Burrus, a graduate of Fort Wayne Bible College, has counseled many grieving families during his 41 years as a pastor.
“(Austin) needs to be shown loving support,” said Burrus, who is not counseling the Hatch family. “Making sure that there are people there to show him support is important right now.”
His basketball coach at Canterbury, however, doesn't think that's an insurmountable problem because of the amount of support Austin will have.
“The Hatches are a close-knit group, so Austin has a lot of family to lean on,” said Cavaliers coach Dan Kline. “There are (Canterbury) players that have been in and out (of Traverse City). Some have been up there the entire time.”
Kline left this morning to travel to be with Austin. Several reports have stated the number of people standing vigil at the hospital is so large they are being limited.
“People know Austin so well,” Kreiger said. “I know my (two) sons love him not because of who he is (a basketball standout), but because of how he is. Austin has positioned himself to have tons of people that will help him through this. He's never going to have to sit by himself again. There will be too many people at Canterbury to lift him up.”
Kreiger and Kline both spoke of the closeness the Canterbury (enrollment 319) students enjoy and feel that will be a benefit as Austin recuperates.
“Austin's been (at Canterbury) from the start, and this particular class, they are very close and very good at everything they do,” Kreiger said. “They … love each other. It's really a tremendous group.”

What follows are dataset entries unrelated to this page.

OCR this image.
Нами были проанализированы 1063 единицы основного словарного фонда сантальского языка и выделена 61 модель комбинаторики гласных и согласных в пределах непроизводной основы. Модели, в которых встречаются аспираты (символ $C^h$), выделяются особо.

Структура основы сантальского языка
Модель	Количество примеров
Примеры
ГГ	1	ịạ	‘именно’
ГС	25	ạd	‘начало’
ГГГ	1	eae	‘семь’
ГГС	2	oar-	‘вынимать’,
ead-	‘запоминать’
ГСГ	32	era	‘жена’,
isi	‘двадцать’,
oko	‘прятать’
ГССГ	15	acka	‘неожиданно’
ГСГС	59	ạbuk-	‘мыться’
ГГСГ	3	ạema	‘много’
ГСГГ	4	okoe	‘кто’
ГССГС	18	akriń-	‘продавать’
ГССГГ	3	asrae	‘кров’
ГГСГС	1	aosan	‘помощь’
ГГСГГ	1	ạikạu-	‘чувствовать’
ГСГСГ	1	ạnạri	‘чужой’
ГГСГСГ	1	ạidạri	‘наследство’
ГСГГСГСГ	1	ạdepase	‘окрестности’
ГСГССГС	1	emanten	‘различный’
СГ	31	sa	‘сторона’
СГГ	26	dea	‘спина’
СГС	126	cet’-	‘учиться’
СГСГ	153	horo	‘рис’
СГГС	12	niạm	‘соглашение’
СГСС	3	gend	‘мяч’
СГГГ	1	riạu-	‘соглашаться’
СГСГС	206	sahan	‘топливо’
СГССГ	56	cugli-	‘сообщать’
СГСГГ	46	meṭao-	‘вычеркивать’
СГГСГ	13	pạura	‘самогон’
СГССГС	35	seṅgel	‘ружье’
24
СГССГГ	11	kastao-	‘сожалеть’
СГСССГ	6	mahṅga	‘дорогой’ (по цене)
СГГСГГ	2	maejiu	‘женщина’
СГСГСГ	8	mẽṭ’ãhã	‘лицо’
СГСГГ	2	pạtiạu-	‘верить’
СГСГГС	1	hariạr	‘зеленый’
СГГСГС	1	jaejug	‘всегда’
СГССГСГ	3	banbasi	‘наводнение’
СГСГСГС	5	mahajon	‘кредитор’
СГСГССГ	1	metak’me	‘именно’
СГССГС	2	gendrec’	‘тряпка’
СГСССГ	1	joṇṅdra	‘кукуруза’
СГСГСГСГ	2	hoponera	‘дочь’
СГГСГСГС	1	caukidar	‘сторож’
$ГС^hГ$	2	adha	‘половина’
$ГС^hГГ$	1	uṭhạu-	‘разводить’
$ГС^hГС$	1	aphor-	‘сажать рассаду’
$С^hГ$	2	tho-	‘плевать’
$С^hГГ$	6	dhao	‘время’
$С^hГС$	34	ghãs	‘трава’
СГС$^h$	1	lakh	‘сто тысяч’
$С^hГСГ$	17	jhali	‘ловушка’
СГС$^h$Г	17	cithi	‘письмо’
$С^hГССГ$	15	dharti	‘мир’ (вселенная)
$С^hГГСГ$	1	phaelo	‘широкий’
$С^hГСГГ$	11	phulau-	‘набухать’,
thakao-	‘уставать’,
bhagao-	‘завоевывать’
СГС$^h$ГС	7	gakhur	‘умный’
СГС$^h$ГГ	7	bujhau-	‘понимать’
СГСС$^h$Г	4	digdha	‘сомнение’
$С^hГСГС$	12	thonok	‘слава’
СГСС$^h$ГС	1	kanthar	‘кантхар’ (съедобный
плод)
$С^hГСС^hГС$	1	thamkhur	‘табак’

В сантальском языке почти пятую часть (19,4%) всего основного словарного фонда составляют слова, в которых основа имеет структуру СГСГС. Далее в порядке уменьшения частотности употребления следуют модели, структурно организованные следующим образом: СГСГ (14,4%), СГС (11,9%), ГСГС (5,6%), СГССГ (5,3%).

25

The question looms as to where Austin will spend the remainder of his youth. But Bowersock said it's too early in the healing process to worry about such details.
“No one has even breathed a word of discussing where Austin will reside,” Bowersock said.
There are many questions regarding Austin's future. But Kline isn't worried about the athletic future of his star player.
“If he never plays basketball again,” Kline said, “then he'll just become the best orthopedic surgeon he can become. He's going to persevere because he knows what he wants in life. He has goals and a road map to follow in achieving those goals.”
Austin and his father grew closer since the 2003 plane crash they both survived.
“It has been Steve and Austin in a kind of an ‘us against the world' situation,” Kreiger said. “They have shared a special bond because of what happened. Now Austin's world has been completely peeled away.”
Earlier this month, Austin and his father shared one of the most special days of their lives when the 6-foot-6, 214-pound forward received and accepted a basketball scholarship offer from the University of Michigan, the alma mater of his parents.
Whether he plays at Michigan remains to be seen. Burrus cautioned that the caring and support from those closest to Austin needs to continue regardless of where his future takes him.
“What happens a lot of times, when this is all over with, people kind of forget,” Burrus said. “You can't forget that boy. God will raise up people around (Austin) that will come to him, wrap their arms around him and help him down the road.”